REPUBLIKA.CO.ID, JAKARTA -- Nelayan di Jakarta Utara menyayangkan penerbitan sertifikat Hak Pengelolaan Lahan (HPL) pulau reklamasi C dan D pada Pemerintah Provinsi (Pemprov) DKI. Penerbitan sertifikat itu memupus asa nelayan akan harapannya kepada Sang Presiden.
"(Pemerintah) tak memikirkan kami masyarakat kecil, hanya memikirkan pengusaha besar," kata Iwan, nelayan Muara Angke yang terdampak reklamasi, dalam keterangan pers di kawasan Cikini, Jakarta Pusat, Rabu (30/8).

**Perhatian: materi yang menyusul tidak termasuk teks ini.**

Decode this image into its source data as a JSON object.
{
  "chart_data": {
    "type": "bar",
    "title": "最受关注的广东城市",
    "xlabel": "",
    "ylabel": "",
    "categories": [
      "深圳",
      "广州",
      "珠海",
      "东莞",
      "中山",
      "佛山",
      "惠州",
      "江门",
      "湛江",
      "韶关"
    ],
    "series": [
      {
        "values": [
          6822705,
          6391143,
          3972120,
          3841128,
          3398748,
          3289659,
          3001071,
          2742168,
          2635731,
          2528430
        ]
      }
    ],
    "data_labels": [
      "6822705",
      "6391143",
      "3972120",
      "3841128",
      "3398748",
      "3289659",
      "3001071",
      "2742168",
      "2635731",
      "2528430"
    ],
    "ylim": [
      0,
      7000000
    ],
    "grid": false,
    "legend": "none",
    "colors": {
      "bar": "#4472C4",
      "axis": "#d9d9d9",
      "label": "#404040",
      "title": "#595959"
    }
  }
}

Iwan mengatakan, sebagian besar nelayan di daerahnya mengaku kaget atas terbitnya sertifikat untuk pulau hasil reklamasi Teluk Jakarta. Mereka tak menyangka pemimpin yang dianggapnya dekat dengan rakyat sejak menjabat wali kota Solo itu justru berpihak ke yang lain.
"Yang dipikirkan sekarang orang besar yang merusak lingkungan dan hidup nelayan, nggak berpihak ke nelayan dan masyarakat kecil," ujar Iwan.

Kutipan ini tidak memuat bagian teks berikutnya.